CDC advisors are considering what’s next for Covid-19 boosters
“Policies regarding future doses require continued evaluation of Covid-19 epidemiology and vaccine efficacy, including the effects of both time and variants, and the ability of doses to improve this protection,” CDC Dr. Sara Oliver, an epidemic intelligence officer with the Department of Viral Diseases, said at the meeting.
Before recommending future doses of Covid-19 vaccines, Oliver said, committee members would need to assess the country’s recent cases, hospitalization rates, vaccine efficacy – including whether it decreases over time – and the effects of circulating coronavirus variants.
As the virus continues to evolve, “the development of Covid vaccines will be important,” including the vaccine platforms, Oliver said.
The Covid-19 vaccinations that people are getting in the future may be completely different formulations than what is being given now, which is based on the original version of the virus that appeared in late 2019.

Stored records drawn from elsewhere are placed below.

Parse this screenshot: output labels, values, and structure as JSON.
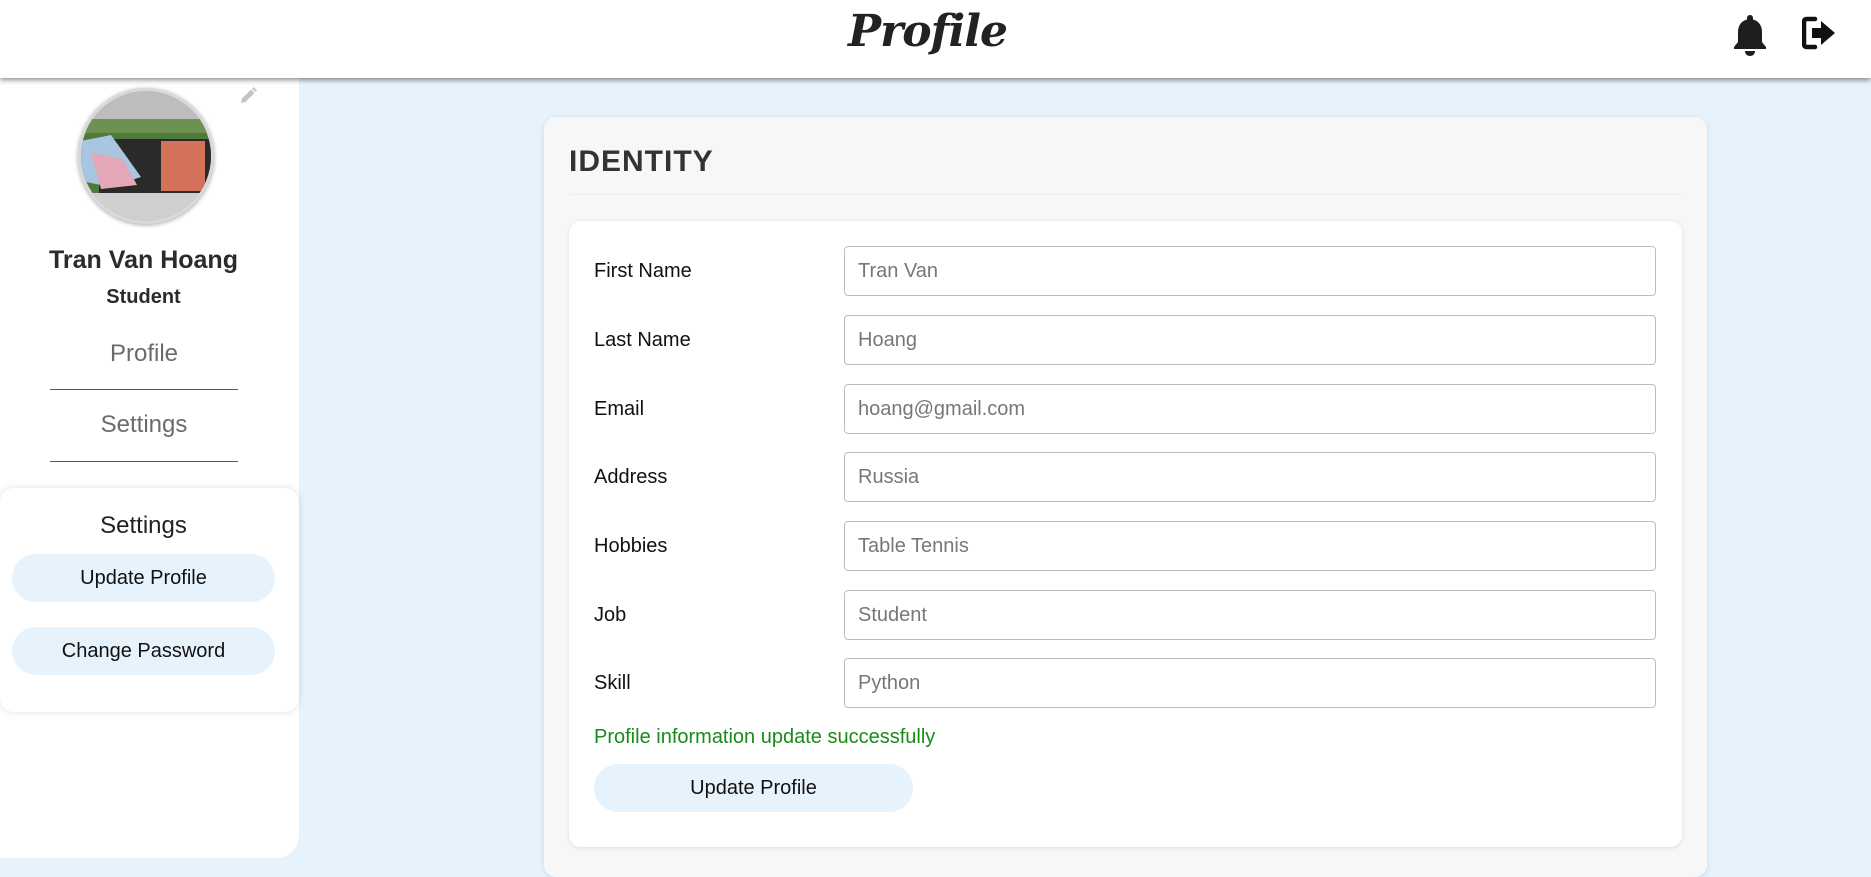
{
  "header": {
    "title": "Profile",
    "icons": [
      "bell-icon",
      "logout-icon"
    ]
  },
  "sidebar": {
    "edit_icon": "pencil-icon",
    "user_name": "Tran Van Hoang",
    "user_role": "Student",
    "nav": {
      "profile": "Profile",
      "settings": "Settings"
    },
    "settings_panel": {
      "title": "Settings",
      "update_profile": "Update Profile",
      "change_password": "Change Password"
    }
  },
  "main": {
    "section_title": "IDENTITY",
    "fields": [
      {
        "label": "First Name",
        "value": "Tran Van"
      },
      {
        "label": "Last Name",
        "value": "Hoang"
      },
      {
        "label": "Email",
        "value": "hoang@gmail.com"
      },
      {
        "label": "Address",
        "value": "Russia"
      },
      {
        "label": "Hobbies",
        "value": "Table Tennis"
      },
      {
        "label": "Job",
        "value": "Student"
      },
      {
        "label": "Skill",
        "value": "Python"
      }
    ],
    "status_message": "Profile information update successfully",
    "submit_label": "Update Profile"
  },
  "colors": {
    "page_background": "#e6f2fc",
    "pill_background": "#e6f2fc",
    "success_text": "#1a8a1a"
  }
}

The next booster may be a new vaccine
Some companies, including Pfizer / BioNTech and Moderna, are developing variant-specific vaccines that can target any strain of coronavirus that circulates when the booster may be needed. Pfizer and Moderna are working on vaccines that will specifically protect against the Omicron variant, although it is not clear if this is necessary.
The time it takes to manufacture a vaccine – once it has been decided to change or update the composition of that vaccine – is also not clear.
But for the vaccines that are now available, a decision must be made to change them “by the beginning of the summer” if a vaccination campaign should be necessary in the autumn, says Dr. Doran Fink, deputy director of the U.S. Food and Drug Administration’s Department of Vaccines, said at Wednesday’s meeting.
The goal is to create “something that can protect for at least a year,” Bourla told CBS in March. “And if we are able to achieve that, then I think it’s very easy to follow and remember so we can go back to the real road. [we] used to live. “
Moderna announced on Tuesday that its first bivalent Covid-19 booster shot candidate – which combines elements of the current vaccine with updates based on the Beta variant – induced higher antibody responses to all variants of concern than the company’s original Covid-19 booster.
Moderna has developed updated booster candidates to target new coronavirus variants, and it also has monovalent (based on a single virus strain) candidates on the way.
Modern scientists wrote in the study that the safety profile of a 50 microgram dose of the mRNA.1273.211 booster candidate was comparable to that of the current 50 microgram vaccine dose.
The study has not been peer-reviewed or published in a professional journal.
Two-in-one influenza Covid vaccines under development
Modern and biotechnology company Novavax is also working on two-in-one combination vaccines that can offer protection against both influenza and Covid-19.
Novavax’s Covid-19 vaccine is not approved in the US, but the company submitted an application for an emergency use permit to the US Food and Drug Administration in January.
Novavax researchers evaluated the safety of different formulations of the vaccine as well as the immunological reactions they induced. The experimental data showed that the combination vaccine induced immune responses comparable to those elicited when the influenza vaccine and the Covid-19 vaccine were given separately.
The data also showed that the safety profile of the combination vaccine was consistent with the independent safety profiles for influenza and Covid-19 vaccines. Serious side effects in the trial were “rare and none were considered to be related to the vaccine,” the company said.
“We continue to evaluate the dynamic public health landscape and believe that recurring boosters may be needed to combat both COVID-19 and seasonal influenza,” said Dr. Gregory Glenn, Novavax’s President of Research and Development, in a press release. “We are encouraged by this data and the potential way forward.”
Novavax announced that the data support continuing the study for a Phase 2 trial, which is expected to begin by the end of the year.
So far, the CDC’s vaccine advisers plan to continue discussions on how to “be more proactive than reactive” when it comes to the future need for Covid-19 vaccinations, Dr. Matthew Daley, chairman of the committee’s vaccine working group and senior researcher at the Kaiser Permanente Institute for Health Research, said at Wednesday’s meeting.
“These are our marching orders,” Daley told his committee colleagues.
“We had plenty on our plate before, but then we will take what we have heard at this meeting and take it to the working group and discuss each and every one of these issues,” he said. “Given the unpredictability of the pandemic, we’ve had to be reactive, but I think it’s a place where we can also try to be more proactive.”